Zum Vergleich: Im April hatte der Kontrakt pro Tonne mit über 12'000 Dollar noch ein Drittel mehr gekostet. Wenn die Preise so schwanken, braucht es mehr Kapital, um die Termingeschäfte abzusichern. Die Schweizer Firma Barry Callebaut etwa, der grösste Schokoladeproduzent der Welt, musste sich deshalb frisches Geld besorgen und emittierte sogar eine neue Anleihe über 600 Millionen Franken.
Anders als Barry Callebaut kann sich nicht jeder Händler zusätzlich verschulden. Viele Kakao-Spekulanten konnten oder wollten ihre Positionen darum nicht mehr halten, was zu einem Preisrückgang sowie zu einer noch höheren Volatilität führte. Und im Zuge dessen setzten Spekulanten zunehmend auf fallende Kurse, sie gingen also «short», wie man in der Fachsprache sagt.

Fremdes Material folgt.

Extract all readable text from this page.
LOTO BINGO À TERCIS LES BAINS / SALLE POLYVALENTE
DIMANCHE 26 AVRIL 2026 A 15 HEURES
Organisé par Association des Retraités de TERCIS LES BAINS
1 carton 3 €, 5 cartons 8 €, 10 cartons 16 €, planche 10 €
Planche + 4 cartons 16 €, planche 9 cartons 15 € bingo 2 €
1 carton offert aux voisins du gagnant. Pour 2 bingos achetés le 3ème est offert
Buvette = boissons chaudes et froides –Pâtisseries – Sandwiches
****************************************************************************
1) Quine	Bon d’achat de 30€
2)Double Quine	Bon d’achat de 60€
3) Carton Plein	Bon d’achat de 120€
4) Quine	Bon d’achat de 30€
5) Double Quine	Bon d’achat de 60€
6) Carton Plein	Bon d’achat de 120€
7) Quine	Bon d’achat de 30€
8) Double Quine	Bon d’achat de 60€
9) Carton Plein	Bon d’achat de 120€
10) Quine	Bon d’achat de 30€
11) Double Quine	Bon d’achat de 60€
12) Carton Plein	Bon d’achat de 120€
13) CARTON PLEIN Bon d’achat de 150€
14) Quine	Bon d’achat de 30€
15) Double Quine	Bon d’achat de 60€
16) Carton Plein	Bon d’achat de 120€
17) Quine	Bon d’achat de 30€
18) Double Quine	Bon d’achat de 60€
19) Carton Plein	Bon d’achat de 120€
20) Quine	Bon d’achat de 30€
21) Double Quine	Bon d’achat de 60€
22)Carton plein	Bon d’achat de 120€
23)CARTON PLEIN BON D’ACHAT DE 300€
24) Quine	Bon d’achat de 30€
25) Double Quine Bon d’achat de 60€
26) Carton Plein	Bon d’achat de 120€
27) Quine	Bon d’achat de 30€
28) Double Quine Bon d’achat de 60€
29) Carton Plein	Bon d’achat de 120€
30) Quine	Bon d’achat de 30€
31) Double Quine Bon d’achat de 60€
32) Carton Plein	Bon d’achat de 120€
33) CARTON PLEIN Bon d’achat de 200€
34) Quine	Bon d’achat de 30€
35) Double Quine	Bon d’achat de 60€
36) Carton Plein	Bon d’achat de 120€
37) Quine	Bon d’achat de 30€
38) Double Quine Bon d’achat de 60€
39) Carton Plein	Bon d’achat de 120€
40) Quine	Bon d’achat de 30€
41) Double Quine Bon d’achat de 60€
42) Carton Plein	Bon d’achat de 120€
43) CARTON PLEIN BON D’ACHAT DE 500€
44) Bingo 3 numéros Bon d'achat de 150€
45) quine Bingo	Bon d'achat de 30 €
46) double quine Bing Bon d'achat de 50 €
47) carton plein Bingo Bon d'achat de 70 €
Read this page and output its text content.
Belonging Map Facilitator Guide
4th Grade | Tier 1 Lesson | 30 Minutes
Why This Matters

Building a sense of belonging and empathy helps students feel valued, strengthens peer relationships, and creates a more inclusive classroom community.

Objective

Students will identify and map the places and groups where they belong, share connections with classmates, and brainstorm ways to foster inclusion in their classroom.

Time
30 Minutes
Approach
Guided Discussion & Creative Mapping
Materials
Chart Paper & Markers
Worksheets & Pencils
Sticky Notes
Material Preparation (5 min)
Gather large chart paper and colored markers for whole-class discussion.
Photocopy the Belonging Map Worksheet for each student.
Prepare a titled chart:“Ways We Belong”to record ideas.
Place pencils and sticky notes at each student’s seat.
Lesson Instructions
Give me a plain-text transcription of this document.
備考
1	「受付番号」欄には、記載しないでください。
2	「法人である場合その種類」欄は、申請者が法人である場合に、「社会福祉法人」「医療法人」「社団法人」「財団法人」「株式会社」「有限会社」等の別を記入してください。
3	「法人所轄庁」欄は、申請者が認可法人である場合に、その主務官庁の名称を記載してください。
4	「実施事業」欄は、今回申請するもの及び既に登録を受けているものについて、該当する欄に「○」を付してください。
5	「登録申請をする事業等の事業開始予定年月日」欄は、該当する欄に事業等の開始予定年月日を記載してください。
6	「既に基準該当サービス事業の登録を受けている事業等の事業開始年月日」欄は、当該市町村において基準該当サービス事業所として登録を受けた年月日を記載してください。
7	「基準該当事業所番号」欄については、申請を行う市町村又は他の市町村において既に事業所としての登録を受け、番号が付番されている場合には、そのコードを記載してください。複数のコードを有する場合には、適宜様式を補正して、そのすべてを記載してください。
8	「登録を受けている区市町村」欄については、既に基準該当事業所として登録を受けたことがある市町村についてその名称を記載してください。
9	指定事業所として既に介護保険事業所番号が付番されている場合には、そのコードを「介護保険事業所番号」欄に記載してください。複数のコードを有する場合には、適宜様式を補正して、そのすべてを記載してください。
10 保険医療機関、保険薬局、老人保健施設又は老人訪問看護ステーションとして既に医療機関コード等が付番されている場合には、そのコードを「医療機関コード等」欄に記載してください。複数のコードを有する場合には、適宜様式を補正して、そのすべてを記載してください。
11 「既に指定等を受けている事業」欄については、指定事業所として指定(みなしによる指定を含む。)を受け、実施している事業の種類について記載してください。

«Wenn die Preise heute sinken, so ist dies in erster Linie auf eine Zunahme der Short-Positionen aufgrund der sehr hohen Preise zurückzuführen», erklärte Rohstoff-Experte Arthur Jurus von der Bank Oddo BHF im Gespräch mit der Nachrichtenagentur AWP.
Steigende Nachfrage und kaum höheres Angebot
Somit hat der jüngste Preisrückgang nichts zu tun mit Verbesserungen bei der Ernte oder der Nachfragesituation. Im Gegenteil: Die Ernten werden dieses Jahr so schwach ausfallen wie schon lange nicht mehr, während die Nachfrage viel weniger stark zurückgeht. Die International Cocoa Organization (ICCO) spricht denn beim aktuellen Preisrückgang auch von einer «Pause im Preisrally».
Nach den letzten Schätzungen des ICCO dürfte die weltweite Nachfrage an Kakao um 5 Prozent zurückgehen. Es könne aber gut sein, dass dieser Nachfragerückgang noch schwächer ausfällt. «Denn die Zahlen zur Kakaoverarbeitung in Europa, Asien und Nordamerika fielen im ersten Quartal besser aus als erwartet», sagt der Commerzbank-Rohstoffexperte Carsten Fritsche. Angesichts des deutlich gestiegenen Preisniveaus sei mit stärkeren Bremsspuren gerechnet worden.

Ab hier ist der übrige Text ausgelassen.